What is your #MessageToVoyager ? Post a message or video to .. @NASAVoyager !

Here is the invitation I was given.  Give a message to the human made object that is the furthest away of all the objects that humanity has conspired to engineer.  A message from a fleeting life on the Pale Blue Dot that our Greatest Explorer has left behind, and will never see again.

So here goes:

"Have a great time!  I want photos!  And if you encounter any robotic super races that want to turn you into an unstoppable force of destruction bent on finding your creator, please go in the opposite direction."

All the Best

Jez


Wednesday 11 September 2013

That's Me in the Corner - That's Me in the Spotlight...

There's a person I'm connected with on Twitter - you could say this person has an impestuous temperament.  But my Twitter timeline is always livened up by what they have to say.  Today this person, among all the other random 140 character pronouncements, made a declaration.

"I've just had an epiphany.  There is no God."
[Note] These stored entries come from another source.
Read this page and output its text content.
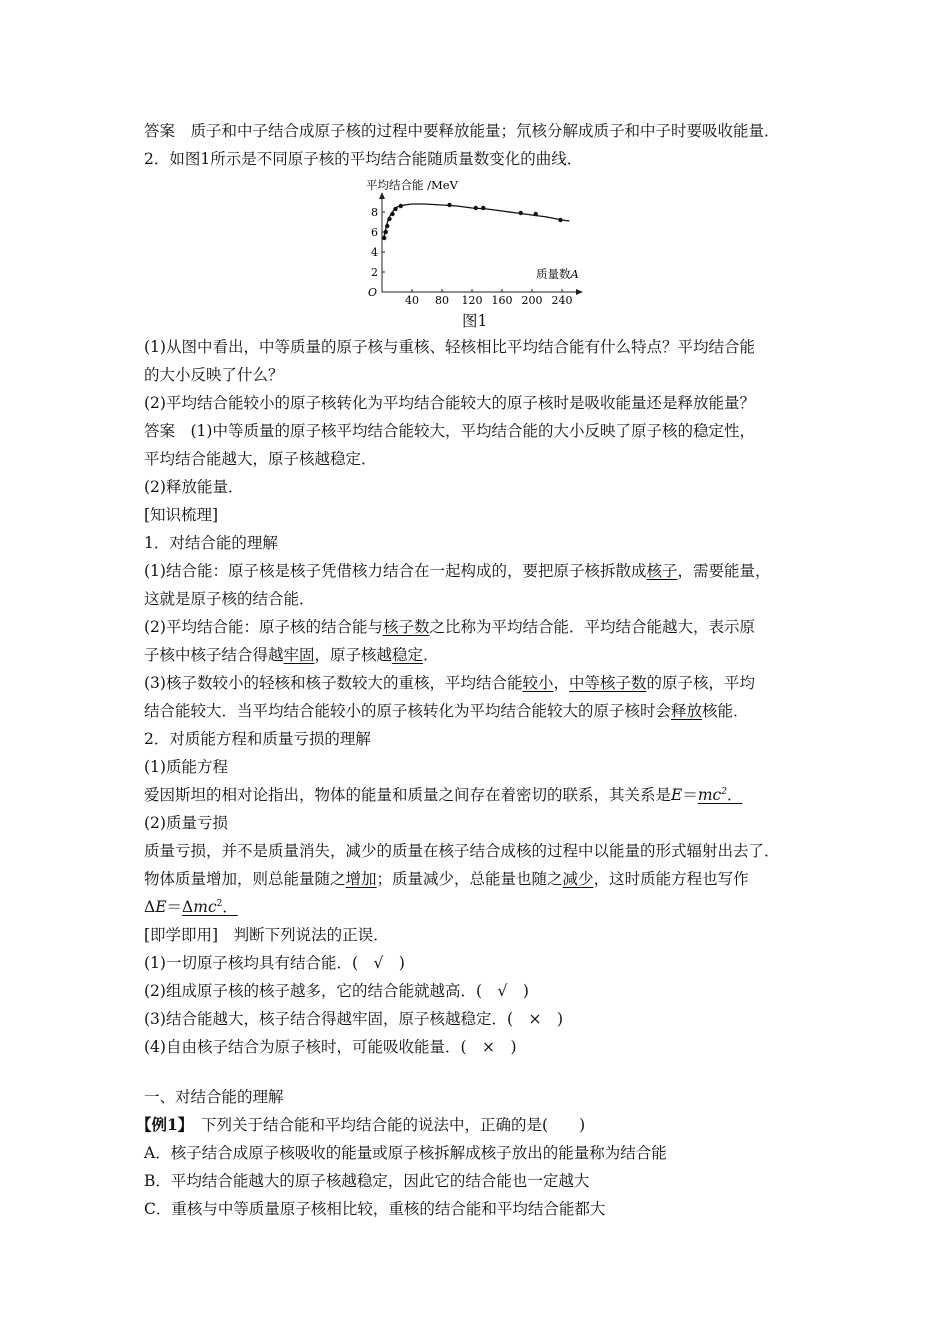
答案　质子和中子结合成原子核的过程中要释放能量；氘核分解成质子和中子时要吸收能量．
2．如图1所示是不同原子核的平均结合能随质量数变化的曲线．
平均结合能 /MeV
质量数A
O
40 80 120 160 200 240
2
4
6
8
图1
(1)从图中看出，中等质量的原子核与重核、轻核相比平均结合能有什么特点？平均结合能
的大小反映了什么？
(2)平均结合能较小的原子核转化为平均结合能较大的原子核时是吸收能量还是释放能量？
答案　(1)中等质量的原子核平均结合能较大，平均结合能的大小反映了原子核的稳定性，
平均结合能越大，原子核越稳定．
(2)释放能量．
[知识梳理]
1．对结合能的理解
(1)结合能：原子核是核子凭借核力结合在一起构成的，要把原子核拆散成核子，需要能量，
这就是原子核的结合能．
(2)平均结合能：原子核的结合能与核子数之比称为平均结合能．平均结合能越大，表示原
子核中核子结合得越牢固，原子核越稳定．
(3)核子数较小的轻核和核子数较大的重核，平均结合能较小，中等核子数的原子核，平均
结合能较大．当平均结合能较小的原子核转化为平均结合能较大的原子核时会释放核能．
2．对质能方程和质量亏损的理解
(1)质能方程
爱因斯坦的相对论指出，物体的能量和质量之间存在着密切的联系，其关系是$E=mc^2$．
(2)质量亏损
质量亏损，并不是质量消失，减少的质量在核子结合成核的过程中以能量的形式辐射出去了．
物体质量增加，则总能量随之增加；质量减少，总能量也随之减少，这时质能方程也写作
ΔE＝Δmc$^2$．
[即学即用]　判断下列说法的正误．
(1)一切原子核均具有结合能．(　√　)
(2)组成原子核的核子越多，它的结合能就越高．(　√　)
(3)结合能越大，核子结合得越牢固，原子核越稳定．(　×　)
(4)自由核子结合为原子核时，可能吸收能量．(　×　)
一、对结合能的理解
【例1】　下列关于结合能和平均结合能的说法中，正确的是(　　)
A．核子结合成原子核吸收的能量或原子核拆解成核子放出的能量称为结合能
B．平均结合能越大的原子核越稳定，因此它的结合能也一定越大
C．重核与中等质量原子核相比较，重核的结合能和平均结合能都大
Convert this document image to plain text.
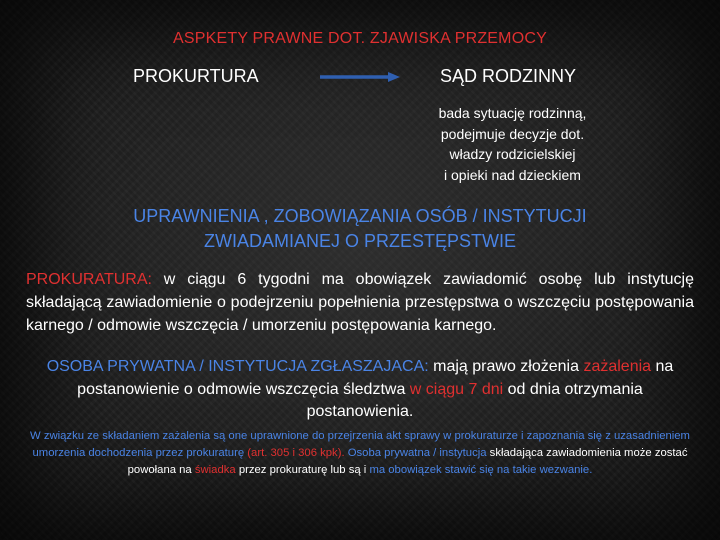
ASPKETY PRAWNE DOT. ZJAWISKA PRZEMOCY
PROKURTURA	SĄD RODZINNY
bada sytuację rodzinną,
podejmuje decyzje dot.
władzy rodzicielskiej
i opieki nad dzieckiem
UPRAWNIENIA , ZOBOWIĄZANIA OSÓB / INSTYTUCJI
ZWIADAMIANEJ O PRZESTĘPSTWIE
PROKURATURA: w ciągu 6 tygodni ma obowiązek zawiadomić osobę lub instytucję składającą zawiadomienie o podejrzeniu popełnienia przestępstwa o wszczęciu postępowania karnego / odmowie wszczęcia / umorzeniu postępowania karnego.
OSOBA PRYWATNA / INSTYTUCJA ZGŁASZAJACA: mają prawo złożenia zażalenia na postanowienie o odmowie wszczęcia śledztwa w ciągu 7 dni od dnia otrzymania postanowienia.
W związku ze składaniem zażalenia są one uprawnione do przejrzenia akt sprawy w prokuraturze i zapoznania się z uzasadnieniem umorzenia dochodzenia przez prokuraturę (art. 305 i 306 kpk). Osoba prywatna / instytucja składająca zawiadomienia może zostać powołana na świadka przez prokuraturę lub są i ma obowiązek stawić się na takie wezwanie.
"That's pretty heavy," I responded.

"I know, right?"

This exhange got me thinking.  It was pretty strange to share such a moment with this person in such a way, and it shows how the world is changing.  Before the dawn of social networking, such an epiphany would have been an intensely personal and private life changing moment.  Now such an utterence is lost among the flow of updates that are announced to the world on a semi-regular basis.

"Went to the shops"

"Fed the cat"

"Rejected the concept of a Universal Creator"

"Listened to the new Red Hot Chili Peppers album (it's kicking!)"

"Jim's behaving like a right idiot at the minute"

etc

etc

The question I asked myself is, are we trivialising such moments by letting them escape in the flow of updates, statuses and random musings?  Have they become banal because of this?

I decided the answer was no.  Why?  Because the way these moments come and go is a reflection of the way life is really lived.  We have these thoughts.  We make these decisions, and then we do something else.  Whatever thoughts go through our mind, and whatever happens, when these moments have gone, we carry on.  We just get on with it.

Why? 

Because there's nothing else we can do.

"Remember life is strange
And life keeps getting stranger every day."